Herpes zoster (Gürtelrose)

Der Herpes zoster wird durch das Varizella-Zoster-Virus hervorgerufen. Das Virus löst zunächst bei der Erstinfektion Windpocken aus, die fast jeder Mensch in der Kindheit durchmacht. Bei nachlassender Abwehrlage im mittleren und höheren Lebensalter oder nach Krankheiten kann es zu einer Reaktivierung der Viren kommen, die nach der Erstinfektion im Körper in den Nervenganglien verblieben sind. In der Regel kommt es zu einer lokal umschriebenden Erkrankung im Versorgungsbereich des zugehörigen Nerven. Die Ausbreitung der Viren entlang den Nerven ist von charakteristischen Schmerzen begleitet. In den Hautzonen, die von den Nerven versorgt werden, erscheinen auf gerötetem, geschwollenem Grund gruppiert stehende Bläschen und Blasen, die rasch eintrüben und dann langsam eintrocknen. Oft sind die örtlichen Lymphknoten vergrößert und druckschmerzhaft.
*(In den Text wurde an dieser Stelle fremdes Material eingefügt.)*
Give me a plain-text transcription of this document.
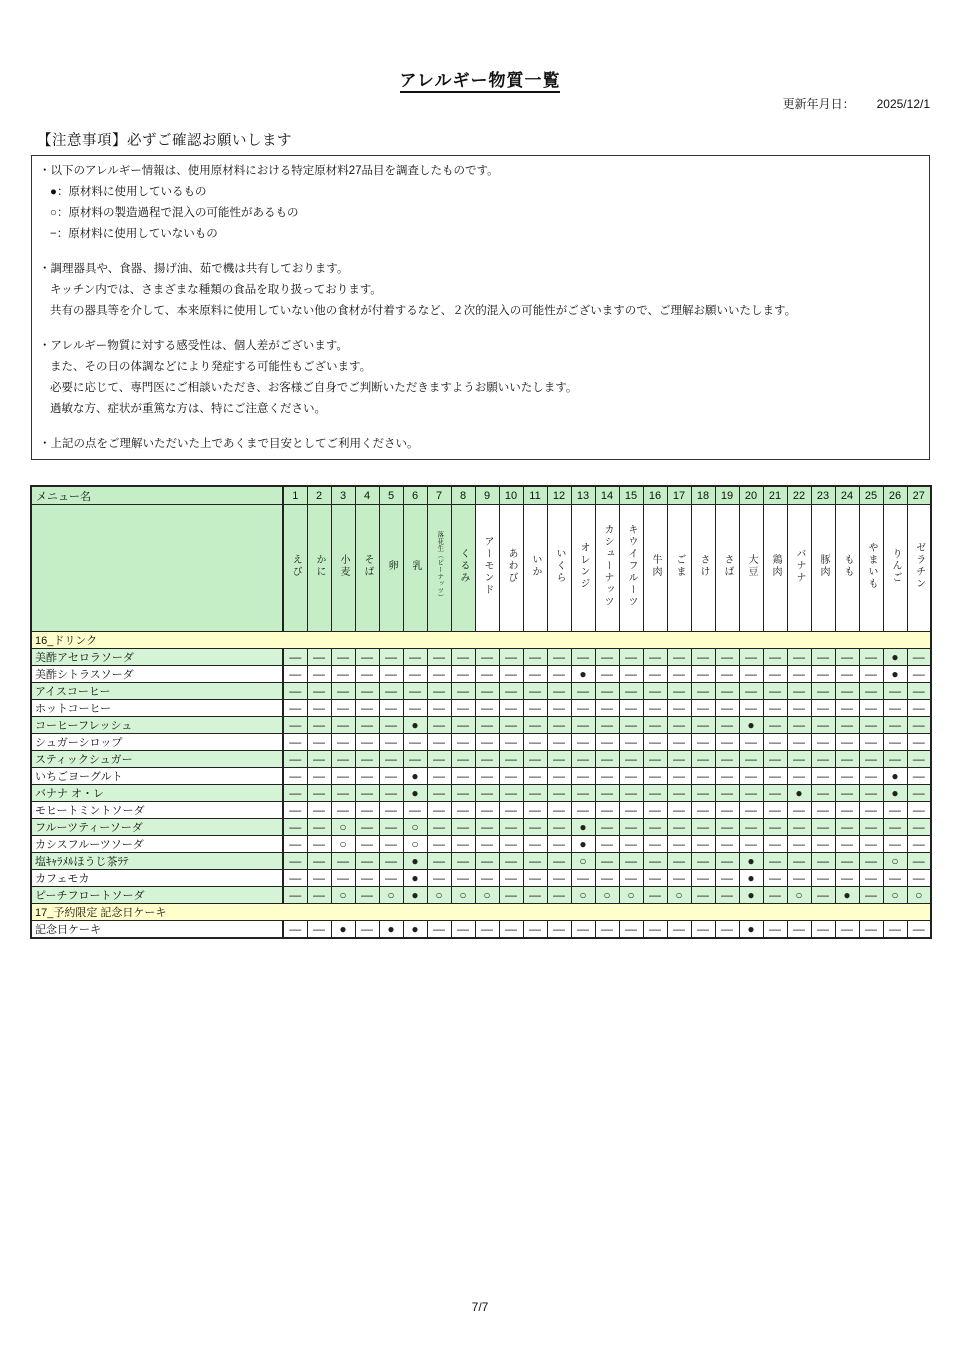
アレルギー物質一覧
更新年月日： 2025/12/1
【注意事項】必ずご確認お願いします
・以下のアレルギー情報は、使用原材料における特定原材料27品目を調査したものです。
●：原材料に使用しているもの
○：原材料の製造過程で混入の可能性があるもの
−：原材料に使用していないもの
・調理器具や、食器、揚げ油、茹で機は共有しております。
キッチン内では、さまざまな種類の食品を取り扱っております。
共有の器具等を介して、本来原料に使用していない他の食材が付着するなど、２次的混入の可能性がございますので、ご理解お願いいたします。
・アレルギー物質に対する感受性は、個人差がございます。
また、その日の体調などにより発症する可能性もございます。
必要に応じて、専門医にご相談いただき、お客様ご自身でご判断いただきますようお願いいたします。
過敏な方、症状が重篤な方は、特にご注意ください。
・上記の点をご理解いただいた上であくまで目安としてご利用ください。
メニュー名	1	2	3	4	5	6	7	8	9	10	11	12	13	14	15	16	17	18	19	20	21	22	23	24	25	26	27
	えび	かに	小麦	そば	卵	乳	落花生（ピーナッツ）	くるみ	アーモンド	あわび	いか	いくら	オレンジ	カシューナッツ	キウイフルーツ	牛肉	ごま	さけ	さば	大豆	鶏肉	バナナ	豚肉	もも	やまいも	りんご	ゼラチン
16_ドリンク																											
美酢アセロラソーダ	—	—	—	—	—	—	—	—	—	—	—	—	—	—	—	—	—	—	—	—	—	—	—	—	—	●	—
美酢シトラスソーダ	—	—	—	—	—	—	—	—	—	—	—	—	●	—	—	—	—	—	—	—	—	—	—	—	—	●	—
アイスコーヒー	—	—	—	—	—	—	—	—	—	—	—	—	—	—	—	—	—	—	—	—	—	—	—	—	—	—	—
ホットコーヒー	—	—	—	—	—	—	—	—	—	—	—	—	—	—	—	—	—	—	—	—	—	—	—	—	—	—	—
コーヒーフレッシュ	—	—	—	—	—	●	—	—	—	—	—	—	—	—	—	—	—	—	—	●	—	—	—	—	—	—	—
シュガーシロップ	—	—	—	—	—	—	—	—	—	—	—	—	—	—	—	—	—	—	—	—	—	—	—	—	—	—	—
スティックシュガー	—	—	—	—	—	—	—	—	—	—	—	—	—	—	—	—	—	—	—	—	—	—	—	—	—	—	—
いちごヨーグルト	—	—	—	—	—	●	—	—	—	—	—	—	—	—	—	—	—	—	—	—	—	—	—	—	—	●	—
バナナ オ・レ	—	—	—	—	—	●	—	—	—	—	—	—	—	—	—	—	—	—	—	—	—	●	—	—	—	●	—
モヒートミントソーダ	—	—	—	—	—	—	—	—	—	—	—	—	—	—	—	—	—	—	—	—	—	—	—	—	—	—	—
フルーツティーソーダ	—	—	○	—	—	○	—	—	—	—	—	—	●	—	—	—	—	—	—	—	—	—	—	—	—	—	—
カシスフルーツソーダ	—	—	○	—	—	○	—	—	—	—	—	—	●	—	—	—	—	—	—	—	—	—	—	—	—	—	—
塩ｷｬﾗﾒﾙほうじ茶ﾗﾃ	—	—	—	—	—	●	—	—	—	—	—	—	○	—	—	—	—	—	—	●	—	—	—	—	—	○	—
カフェモカ	—	—	—	—	—	●	—	—	—	—	—	—	—	—	—	—	—	—	—	●	—	—	—	—	—	—	—
ピーチフロートソーダ	—	—	○	—	○	●	○	○	○	—	—	—	○	○	○	—	○	—	—	●	—	○	—	●	—	○	○
17_予約限定 記念日ケーキ																											
記念日ケーキ	—	—	●	—	●	●	—	—	—	—	—	—	—	—	—	—	—	—	—	●	—	—	—	—	—	—	—
7/7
Häufig wird vom Patienten schon vor Auftreten der Hautveränderungen über starke Schmerzen geklagt. Diese Schmerzen können je nach Lokalisation mit „Hexenschuss“ (Lumboischialgien), Herzinfarkt oder Migräne verwechselt werden. Nach Abheilung der Hautsymptome dauern die starken Nervenschmerzen nicht selten über Monate an. Die Schmerzen (Zoster-Neuralgie) werden als brennend und einschießend beschrieben und stören den Schlaf empfindlich.

Die Behandlung des Herpes zoster sollte frühzeitig – innerhalb der ersten 72 Stunden – erfolgen, da so die Häufigkeit und Intensität der postzosterischen Neuralgien, dieser anhaltenden Schmerzattaken, deutlich eingeschränkt werden kann. Behandelt wird äußerlich und innerlich mit Medikamenten wie Aciclovir, Brivudin, Famciclovir, Valaciclovir und bei aciclovirresistenten Varizella-Zoster-Virus- stämmen mit Foscarnet. Diese Medikamente hemmen die Vermehrung der Viren. Lokal wird austrocknend mit z. B. Zinkschüttelmixturen oder Mixturen mit Phenol – Methanol – Harnstoff – Polykondensat, einem synthetischen Gerbstoff, behandelt. Die örtliche Behandlung mit antiviralen Substanzen ist umstritten, kann im Einzelfall aber versucht werden. Bewährt haben sich Salben oder Lösungen mit Aciclovir, Foscarnet, Idoxuridin und Tromantadin. Starke Schmerzen sollten frühzeitig mit schmerzlindernden Medikamenten behandelt werden, da Schmerzen vom Körper sehr rasch „gelernt“ werden und damit das Risiko postzosterischer, anhaltender Schmerzzustände verringert wird. Treten trotzdem postzosterische Neuralgien auf, kommt eine Langzeitbehandlung mit Analgetika (schmerzlindernden Medikamenten), eventuell unterstützt durch Antiepileptika (krampfanfallunterdrückende Medikamente) oder trizyklische Antidepressiva in Frage. Trizyklische Antidepressiva heben die Schmerzschwelle an. Diese Therapie sollte in Kooperation mit dem Neurologen erfolgen. Lokal kann evtl. auch ein Therapieversuch mit Capsaicin Creme oder alternativ mit einer Neuraltherapie gemacht werden. Unter Neuraltherapie versteht man die lokale Injektion von örtlichen Betäubungsmittel in die schmerzenden Areale.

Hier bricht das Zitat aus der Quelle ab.